To study the travel choice behavior of rail transit passengers under emergencies in depth, this paper proposes a prediction and early-warning model for the temporal and spatial distributions of rail transit passenger flow based on a cumulative prospect theory model, which makes up for the deficiencies of previous studies. Compared with the existing prediction methods, this method better simulates the travel decision-making process of rail transit passengers under emergencies, is closer to reality, and provides strong support for the accurate prediction of passenger flow between rail transit stations under emergencies. The model provides a theoretical basis for the government and related departments to formulate traffic management measures.

Specifically, this paper introduces cumulative prospect theory to study the route choice of urban rail transit passengers and performs the following work:(1)The passenger’s route choice preferences are analyzed under different influencing factors, and a generalized passenger travel cost model is established.(2)The principle of establishing the reference point in the cumulative prospect theory model is analyzed, and a prediction and early-warning model for the temporal and spatial distributions of passenger flow during rail transit emergencies is constructed based on the cumulative prospect theory.(3)According to the proposed prediction and early-warning model for the temporal and spatial distributions of passenger flow during rail transit emergencies based on the cumulative prospect theory, a logistic regression model is used to analyze the travel behavior of urban rail transit passengers, and the Beijing urban rail transit network is taken as an example. The results show that the cumulative prospect theory can more accurately describe the decision-making behavior of passengers in route selection and can better reflect the needs of passengers traveling by rail transit under emergencies.

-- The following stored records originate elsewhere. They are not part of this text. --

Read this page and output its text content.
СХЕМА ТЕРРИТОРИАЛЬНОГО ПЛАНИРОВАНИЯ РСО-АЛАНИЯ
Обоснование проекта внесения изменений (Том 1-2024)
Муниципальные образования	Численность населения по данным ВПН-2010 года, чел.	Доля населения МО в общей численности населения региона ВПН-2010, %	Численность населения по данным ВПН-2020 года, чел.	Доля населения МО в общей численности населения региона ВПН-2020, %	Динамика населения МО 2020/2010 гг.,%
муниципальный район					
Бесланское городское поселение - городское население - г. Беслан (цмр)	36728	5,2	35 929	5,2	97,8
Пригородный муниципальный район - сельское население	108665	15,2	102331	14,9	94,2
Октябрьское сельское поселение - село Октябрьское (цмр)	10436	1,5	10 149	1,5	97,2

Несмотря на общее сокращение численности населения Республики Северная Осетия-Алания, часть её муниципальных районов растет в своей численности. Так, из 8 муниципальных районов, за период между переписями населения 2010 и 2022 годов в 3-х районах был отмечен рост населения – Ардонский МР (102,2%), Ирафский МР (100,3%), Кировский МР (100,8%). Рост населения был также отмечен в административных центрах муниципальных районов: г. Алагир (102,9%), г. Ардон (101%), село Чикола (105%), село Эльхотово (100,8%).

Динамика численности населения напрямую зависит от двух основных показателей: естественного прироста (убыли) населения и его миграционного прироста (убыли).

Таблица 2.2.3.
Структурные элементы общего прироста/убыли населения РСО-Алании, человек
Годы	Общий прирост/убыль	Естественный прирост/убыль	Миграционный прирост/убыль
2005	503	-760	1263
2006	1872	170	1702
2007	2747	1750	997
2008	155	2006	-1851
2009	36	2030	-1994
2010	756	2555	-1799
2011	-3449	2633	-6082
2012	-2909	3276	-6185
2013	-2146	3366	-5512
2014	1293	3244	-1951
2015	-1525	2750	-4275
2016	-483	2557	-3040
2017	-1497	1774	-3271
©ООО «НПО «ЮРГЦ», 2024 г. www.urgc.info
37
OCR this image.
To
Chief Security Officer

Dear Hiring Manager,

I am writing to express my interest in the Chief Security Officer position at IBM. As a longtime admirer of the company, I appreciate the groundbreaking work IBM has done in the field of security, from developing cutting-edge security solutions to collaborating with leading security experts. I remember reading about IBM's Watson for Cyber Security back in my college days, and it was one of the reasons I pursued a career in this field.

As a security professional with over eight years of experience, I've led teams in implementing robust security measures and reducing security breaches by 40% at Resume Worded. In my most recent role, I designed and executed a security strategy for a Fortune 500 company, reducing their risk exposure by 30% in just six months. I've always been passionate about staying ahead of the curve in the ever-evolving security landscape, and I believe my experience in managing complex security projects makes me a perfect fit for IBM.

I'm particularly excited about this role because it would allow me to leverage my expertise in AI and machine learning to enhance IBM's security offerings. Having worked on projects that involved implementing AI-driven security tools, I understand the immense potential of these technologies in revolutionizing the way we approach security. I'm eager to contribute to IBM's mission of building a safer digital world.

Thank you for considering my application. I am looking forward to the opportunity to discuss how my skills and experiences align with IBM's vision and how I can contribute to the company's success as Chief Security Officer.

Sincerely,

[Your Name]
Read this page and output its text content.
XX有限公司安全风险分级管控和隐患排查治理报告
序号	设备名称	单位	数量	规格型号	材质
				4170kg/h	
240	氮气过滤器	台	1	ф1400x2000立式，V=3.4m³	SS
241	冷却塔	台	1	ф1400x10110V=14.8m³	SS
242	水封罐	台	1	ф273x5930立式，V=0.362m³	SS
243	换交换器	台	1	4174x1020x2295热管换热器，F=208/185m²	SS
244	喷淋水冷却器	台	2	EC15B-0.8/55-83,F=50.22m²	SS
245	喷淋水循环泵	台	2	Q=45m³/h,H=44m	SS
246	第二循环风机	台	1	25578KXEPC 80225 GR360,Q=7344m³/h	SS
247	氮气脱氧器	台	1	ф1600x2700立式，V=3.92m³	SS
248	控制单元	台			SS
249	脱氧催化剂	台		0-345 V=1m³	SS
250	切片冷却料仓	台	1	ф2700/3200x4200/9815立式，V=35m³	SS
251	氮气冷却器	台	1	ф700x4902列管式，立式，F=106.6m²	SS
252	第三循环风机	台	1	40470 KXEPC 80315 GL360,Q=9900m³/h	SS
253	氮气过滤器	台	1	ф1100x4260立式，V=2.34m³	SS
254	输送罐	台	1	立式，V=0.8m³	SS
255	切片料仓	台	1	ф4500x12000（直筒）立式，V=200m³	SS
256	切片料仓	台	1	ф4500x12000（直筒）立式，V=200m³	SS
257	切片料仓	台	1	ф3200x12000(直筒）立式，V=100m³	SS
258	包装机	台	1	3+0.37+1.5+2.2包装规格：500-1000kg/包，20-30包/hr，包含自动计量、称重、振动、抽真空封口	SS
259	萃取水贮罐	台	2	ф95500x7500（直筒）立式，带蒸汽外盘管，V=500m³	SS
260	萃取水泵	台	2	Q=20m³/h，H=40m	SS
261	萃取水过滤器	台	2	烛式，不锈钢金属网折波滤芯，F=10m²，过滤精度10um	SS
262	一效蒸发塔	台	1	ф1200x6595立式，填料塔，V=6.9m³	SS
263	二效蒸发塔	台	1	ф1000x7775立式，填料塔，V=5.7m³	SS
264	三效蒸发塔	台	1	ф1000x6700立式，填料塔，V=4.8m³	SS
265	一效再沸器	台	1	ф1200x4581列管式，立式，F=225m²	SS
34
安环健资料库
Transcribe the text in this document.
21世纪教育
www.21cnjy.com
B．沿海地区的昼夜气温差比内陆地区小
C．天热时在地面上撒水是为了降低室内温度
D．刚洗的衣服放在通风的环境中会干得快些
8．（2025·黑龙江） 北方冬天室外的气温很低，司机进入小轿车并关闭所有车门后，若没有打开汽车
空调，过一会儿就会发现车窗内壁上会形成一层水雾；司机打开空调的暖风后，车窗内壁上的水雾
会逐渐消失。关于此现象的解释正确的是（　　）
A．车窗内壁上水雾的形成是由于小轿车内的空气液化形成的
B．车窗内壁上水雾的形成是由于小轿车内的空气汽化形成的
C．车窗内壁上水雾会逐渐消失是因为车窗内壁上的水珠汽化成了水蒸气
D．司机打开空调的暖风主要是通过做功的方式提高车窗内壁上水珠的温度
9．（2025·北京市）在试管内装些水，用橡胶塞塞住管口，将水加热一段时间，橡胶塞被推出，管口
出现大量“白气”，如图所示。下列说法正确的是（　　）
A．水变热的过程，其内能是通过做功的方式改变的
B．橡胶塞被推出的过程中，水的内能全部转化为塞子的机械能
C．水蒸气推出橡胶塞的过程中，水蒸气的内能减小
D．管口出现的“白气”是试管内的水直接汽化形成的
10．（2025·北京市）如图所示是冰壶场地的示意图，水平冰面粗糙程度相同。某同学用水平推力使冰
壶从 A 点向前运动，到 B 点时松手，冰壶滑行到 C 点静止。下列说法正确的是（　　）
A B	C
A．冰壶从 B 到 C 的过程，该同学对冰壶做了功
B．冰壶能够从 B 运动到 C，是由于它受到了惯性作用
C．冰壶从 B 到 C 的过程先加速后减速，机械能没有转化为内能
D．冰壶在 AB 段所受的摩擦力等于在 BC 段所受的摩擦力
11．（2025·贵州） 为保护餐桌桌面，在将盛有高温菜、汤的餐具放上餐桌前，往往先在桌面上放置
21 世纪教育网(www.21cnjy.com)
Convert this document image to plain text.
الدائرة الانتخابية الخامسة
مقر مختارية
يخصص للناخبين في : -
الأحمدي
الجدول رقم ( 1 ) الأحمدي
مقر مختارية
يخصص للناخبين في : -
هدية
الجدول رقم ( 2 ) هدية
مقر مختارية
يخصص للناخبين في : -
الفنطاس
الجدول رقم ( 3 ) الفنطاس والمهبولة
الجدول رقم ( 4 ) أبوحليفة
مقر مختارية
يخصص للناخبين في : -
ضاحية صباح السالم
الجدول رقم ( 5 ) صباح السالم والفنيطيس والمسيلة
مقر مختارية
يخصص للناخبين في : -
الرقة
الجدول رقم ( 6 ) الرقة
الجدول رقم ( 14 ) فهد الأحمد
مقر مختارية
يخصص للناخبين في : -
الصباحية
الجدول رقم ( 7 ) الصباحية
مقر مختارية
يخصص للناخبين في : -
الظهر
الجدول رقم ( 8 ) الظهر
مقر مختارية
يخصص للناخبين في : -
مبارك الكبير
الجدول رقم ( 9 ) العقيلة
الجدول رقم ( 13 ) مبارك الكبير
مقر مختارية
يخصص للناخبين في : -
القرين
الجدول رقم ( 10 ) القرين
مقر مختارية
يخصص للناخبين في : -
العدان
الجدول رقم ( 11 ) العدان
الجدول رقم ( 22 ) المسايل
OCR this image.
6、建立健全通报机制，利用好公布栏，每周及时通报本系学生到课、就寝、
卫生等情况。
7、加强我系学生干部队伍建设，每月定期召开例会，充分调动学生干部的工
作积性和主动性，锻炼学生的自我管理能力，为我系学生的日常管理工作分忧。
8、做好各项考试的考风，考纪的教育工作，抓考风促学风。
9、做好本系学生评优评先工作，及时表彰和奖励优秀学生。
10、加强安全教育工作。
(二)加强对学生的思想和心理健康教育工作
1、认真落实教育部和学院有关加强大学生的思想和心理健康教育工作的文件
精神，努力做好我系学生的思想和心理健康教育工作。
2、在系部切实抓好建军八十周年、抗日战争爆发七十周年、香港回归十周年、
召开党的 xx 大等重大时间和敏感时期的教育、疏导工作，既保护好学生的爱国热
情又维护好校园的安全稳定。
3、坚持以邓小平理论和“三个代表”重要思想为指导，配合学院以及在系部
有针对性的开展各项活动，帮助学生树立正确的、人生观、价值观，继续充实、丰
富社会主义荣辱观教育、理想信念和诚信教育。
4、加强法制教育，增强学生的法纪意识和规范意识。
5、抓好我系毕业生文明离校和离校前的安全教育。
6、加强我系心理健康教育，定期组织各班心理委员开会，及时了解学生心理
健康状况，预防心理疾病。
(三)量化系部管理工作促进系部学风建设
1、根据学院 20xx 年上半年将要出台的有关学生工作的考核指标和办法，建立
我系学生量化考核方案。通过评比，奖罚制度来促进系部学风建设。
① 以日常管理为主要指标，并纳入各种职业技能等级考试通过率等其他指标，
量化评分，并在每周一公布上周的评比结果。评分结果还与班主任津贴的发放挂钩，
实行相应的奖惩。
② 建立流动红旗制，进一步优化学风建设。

How to further update the data in the model to obtain more accurate results, study the changes in passenger behavior from day to day after short-term incidents, and develop a passenger flow organization method of subway stations when short-term incidents occur are all directions of future research.

Data Availability

The data used to support the findings of this study are available from the corresponding author upon request.

Conflicts of Interest

The authors declare that there are no conflicts of interest in this paper.

Acknowledgments

This work was jointly supported by the National Natural Science Foundation of China (no. U1834211), Postdoctoral Innovative Talent Project (no. BX20190029), and the State Key Laboratory of Rail Traffic Control and Safety (Contract no. RCS2020ZZ002).